[Distutils] Installing scripts
Tim Peters
tim.one at comcast.net
Thu Jun 10 17:31:17 EDT 2004
[Fred L. Drake, Jr.]
> It doesn't bother me, but I can't speak for others. It's not clear when
> .txt extensions should be added; things like the README are most useful
> when a distribution is unpacked.
Any file without an extension is hard to live with on Windows. No
exceptions. The pain is pervasive, because Windows uses (non-empty)

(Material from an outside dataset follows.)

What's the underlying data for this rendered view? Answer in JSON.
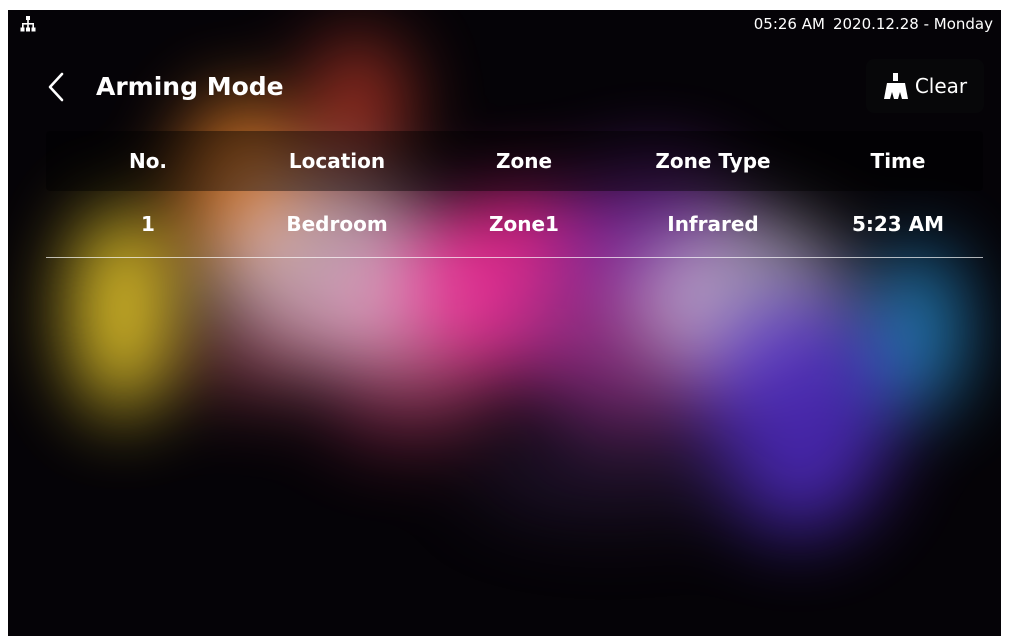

extensions to associate *all* actions with files. This is how Windows
works, and it's not going to change soon. For example, it's difficult for
me to edit a text file on Windows with an empty extension. My expensive
project-oriented Windows editor doesn't believe that files with empty
extensions *can* be part of a project, so it doesn't show them to me. If I
force it to load such a file anyway, it has no idea how to set its 100-or-so
content-customized behaviors, because those key off the extension too.
That's just one, compounded example of needless difficulty.
That shouldn't have much to do with disutils, though, it's a requirement for
making development pleasant on Windows.
> That indicates the "sdist" command is a good candidate,
Text files need text extensions on Windows all the time.
> but I don't know how often that's actually used (rather than just
> rolling a tarball from a CVS or Subversion export). There's
> also not good metadata support for documentation files in general in
> distutils.
For example, I don't think the ZODB distribution installs the .pdf doc files
anywhere. Maybe it does on Linux; it doesn't on Windows (but there's no
screamingly obvious place to put them on Windows anyway).
> It would be nice to improve that situation. Again, we have
> cross-platform issues (CHM files on Windows, text files that need
> line-end normalization, and probably lots more).
Curiously, the Zope X3 Windows installer I built from your Linux tarball
supplied "the right" line ends for Windows, but this was mostly luck: I
happened to use WinZip to unpack the tarball before running bdist_wininst,
and by default WinZip changes line ends by magic as part of unpacking.